Sobre o uso das narrativas, Campos e Furtado (2008) discorrem a respeito e apontam que, segundo Ricoeur (1997), as narrativas nada mais seriam do que "histórias não (ainda) narradas" (Ricoeur, 1997, p 115, citado em Campos e Furtado, 2008). Assim, os autores apontam para a simbolização da ação, dentro da cultura, e, portanto, que compartilha de uma articulação com o público: uma inter-ação.
Neste sentido, a experiência, segundo Bondia (2002) é aquilo que "nos passa", que nos toca, nos acontece e nos transforma. O autor disserta sobre o sujeito da experiência, e define este por sua passividade, sua receptividade, disponibilidade e abertura - passividade no sentido de paixão, de padecimento, paciência, atenção, uma disponibilidade fundamental. Nesse sentido, ele aponta que podemos pensar a educação do ponto de vista da relação entre a teoria e a prática, nos remetendo principalmente a uma perspectiva política e crítica. Dessa forma, as narrativas apresentadas partem da experiência, daquilo que tocou e transformou neste processo e nos encontros com os usuários.
O CAPS tipo AD III é aquele de funcionamento 24 horas e que conta com a oferta de 8 leitos noite - vagas para hospitalidade integral de curta duração. A existência de um CAPS III no cuidado territorial é essencial para um cuidado no momento de maior sofrimento e fragilidade do sujeito, ao apostar na construção de outro lugar social para o sofrimento advindo do uso problemático de álcool e outras drogas (Brasil, 2011). Assim, constituem-se em equipamentos inseridos no território, diferentes das instituições fechadas como os manicômios e as Comunidades Terapêuticas, que isolam os sujeitos de seu convívio social.
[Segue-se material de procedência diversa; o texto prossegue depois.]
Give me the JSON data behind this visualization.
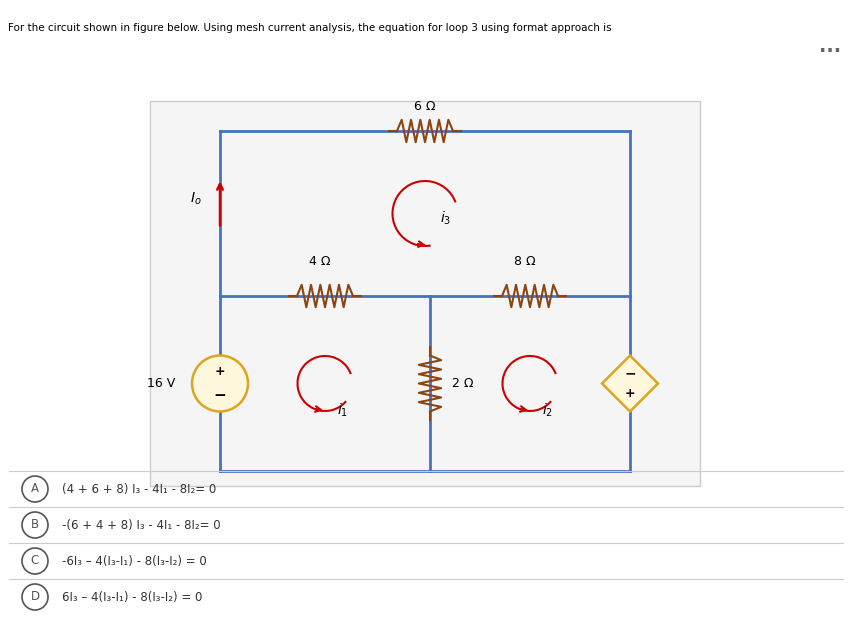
{
  "title_text": "For the circuit shown in figure below. Using mesh current analysis, the equation for loop 3 using format approach is",
  "bg_color": "#ffffff",
  "circuit_bg": "#f0f0f0",
  "circuit_border": "#4472c4",
  "wire_color": "#4472c4",
  "resistor_color": "#8B4513",
  "current_arrow_color": "#cc0000",
  "voltage_source_color": "#DAA520",
  "options": [
    {
      "label": "A",
      "text": "(4 + 6 + 8) I₃ - 4I₁ - 8I₂= 0"
    },
    {
      "label": "B",
      "text": "-(6 + 4 + 8) I₃ - 4I₁ - 8I₂= 0"
    },
    {
      "label": "C",
      "text": "-6I₃ – 4(I₃-I₁) - 8(I₃-I₂) = 0"
    },
    {
      "label": "D",
      "text": "6I₃ – 4(I₃-I₁) - 8(I₃-I₂) = 0"
    }
  ]
}
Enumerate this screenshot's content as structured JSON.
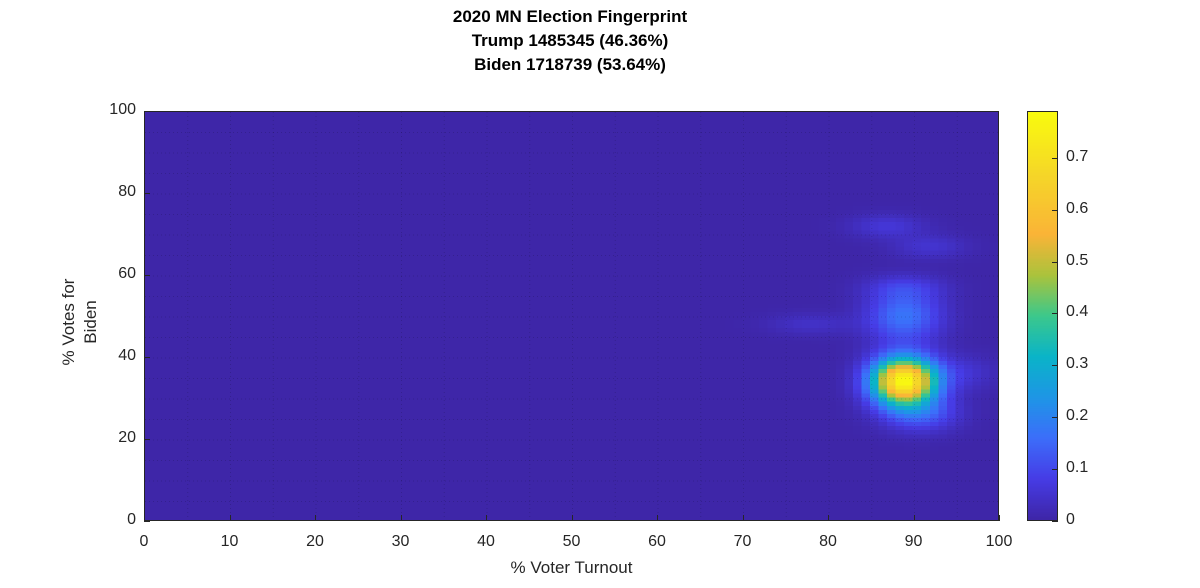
{
  "chart_data": {
    "type": "heatmap",
    "title": [
      "2020 MN Election Fingerprint",
      "Trump 1485345 (46.36%)",
      "Biden 1718739 (53.64%)"
    ],
    "xlabel": "% Voter Turnout",
    "ylabel": [
      "% Votes for",
      "Biden"
    ],
    "xlim": [
      0,
      100
    ],
    "ylim": [
      0,
      100
    ],
    "xticks": [
      0,
      10,
      20,
      30,
      40,
      50,
      60,
      70,
      80,
      90,
      100
    ],
    "yticks": [
      0,
      20,
      40,
      60,
      80,
      100
    ],
    "colorbar": {
      "colormap": "parula",
      "clim": [
        0,
        0.79
      ],
      "ticks": [
        0,
        0.1,
        0.2,
        0.3,
        0.4,
        0.5,
        0.6,
        0.7
      ]
    },
    "grid": true,
    "hotspots": [
      {
        "x": 89,
        "y": 34,
        "sx": 2.6,
        "sy": 4.0,
        "peak": 0.79
      },
      {
        "x": 89,
        "y": 50,
        "sx": 3.0,
        "sy": 4.5,
        "peak": 0.17
      },
      {
        "x": 89,
        "y": 57,
        "sx": 3.2,
        "sy": 2.0,
        "peak": 0.06
      },
      {
        "x": 87,
        "y": 72,
        "sx": 3.0,
        "sy": 2.0,
        "peak": 0.06
      },
      {
        "x": 92,
        "y": 67,
        "sx": 3.0,
        "sy": 2.0,
        "peak": 0.05
      },
      {
        "x": 78,
        "y": 48,
        "sx": 3.5,
        "sy": 1.8,
        "peak": 0.04
      },
      {
        "x": 96,
        "y": 36,
        "sx": 2.5,
        "sy": 3.0,
        "peak": 0.05
      },
      {
        "x": 91,
        "y": 26,
        "sx": 3.0,
        "sy": 3.0,
        "peak": 0.12
      }
    ]
  }
}
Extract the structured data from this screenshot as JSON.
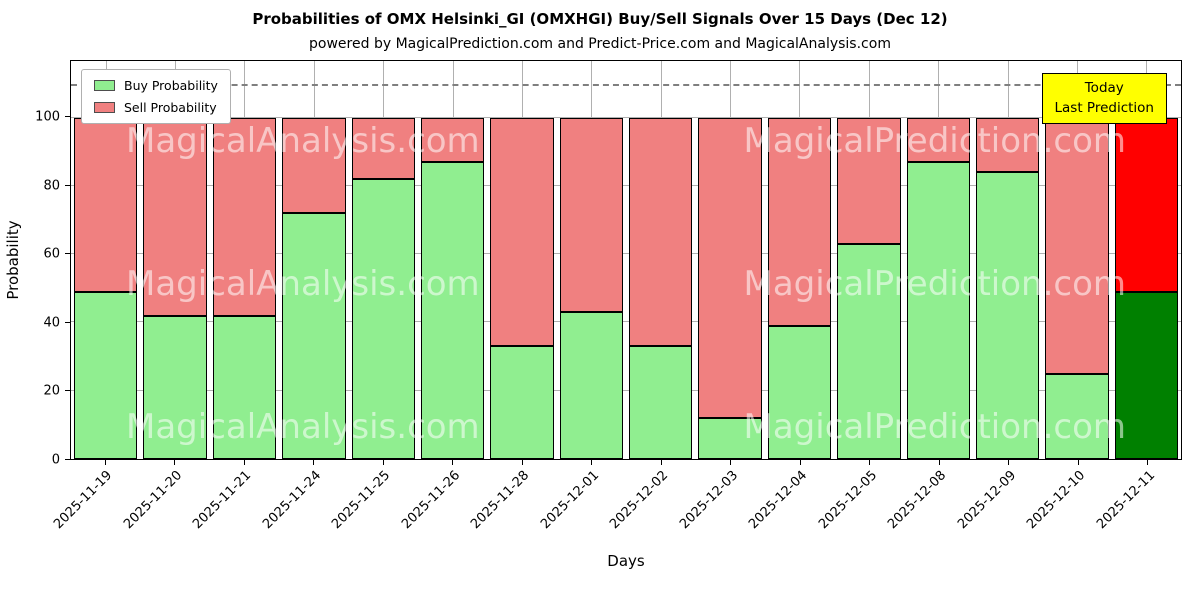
{
  "chart_data": {
    "type": "bar",
    "stacked": true,
    "title": "Probabilities of OMX Helsinki_GI (OMXHGI) Buy/Sell Signals Over 15 Days (Dec 12)",
    "subtitle": "powered by MagicalPrediction.com and Predict-Price.com and MagicalAnalysis.com",
    "xlabel": "Days",
    "ylabel": "Probability",
    "categories": [
      "2025-11-19",
      "2025-11-20",
      "2025-11-21",
      "2025-11-24",
      "2025-11-25",
      "2025-11-26",
      "2025-11-28",
      "2025-12-01",
      "2025-12-02",
      "2025-12-03",
      "2025-12-04",
      "2025-12-05",
      "2025-12-08",
      "2025-12-09",
      "2025-12-10",
      "2025-12-11"
    ],
    "series": [
      {
        "name": "Buy Probability",
        "color": "#90ee90",
        "values": [
          49,
          42,
          42,
          72,
          82,
          87,
          33,
          43,
          33,
          12,
          39,
          63,
          87,
          84,
          25,
          49
        ]
      },
      {
        "name": "Sell Probability",
        "color": "#f08080",
        "values": [
          51,
          58,
          58,
          28,
          18,
          13,
          67,
          57,
          67,
          88,
          61,
          37,
          13,
          16,
          75,
          51
        ]
      }
    ],
    "last_bar_colors": {
      "buy": "#008000",
      "sell": "#ff0000"
    },
    "yticks": [
      0,
      20,
      40,
      60,
      80,
      100
    ],
    "ylim": [
      0,
      116.6
    ],
    "dashed_line_y": 110,
    "grid": true,
    "legend_position": "upper left",
    "annotation": {
      "lines": [
        "Today",
        "Last Prediction"
      ],
      "bg": "#ffff00"
    },
    "watermarks": [
      "MagicalAnalysis.com",
      "MagicalPrediction.com"
    ]
  }
}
A Luta Antimanicomial teve como traço importante a destruição dos muros manicomiais. Viver a cidade, a cultura, circular pelo território, construir uma clínica antimanicomial e ampliada. Vivemos em uma sociedade cheia de padrões, estereótipos, aceitações e rejeições, e dentro destes padrões quem costuma ficar de fora são os pobres, negros, usuários de drogas, loucos. Porém são estes que estão 'para fora' que acabam ficando 'para dentro' das instituições de saúde mental. Mesmo que suas portas estejam abertas. Contou-nos Antônio Lancetti (2014) que uma das primeiras atitudes durante o processo de intervenção na Casa de Saúde Anchieta, foi pregar um mapa da cidade de Santos numa parede do hospício, para colocar a cidade na cabeça de todos.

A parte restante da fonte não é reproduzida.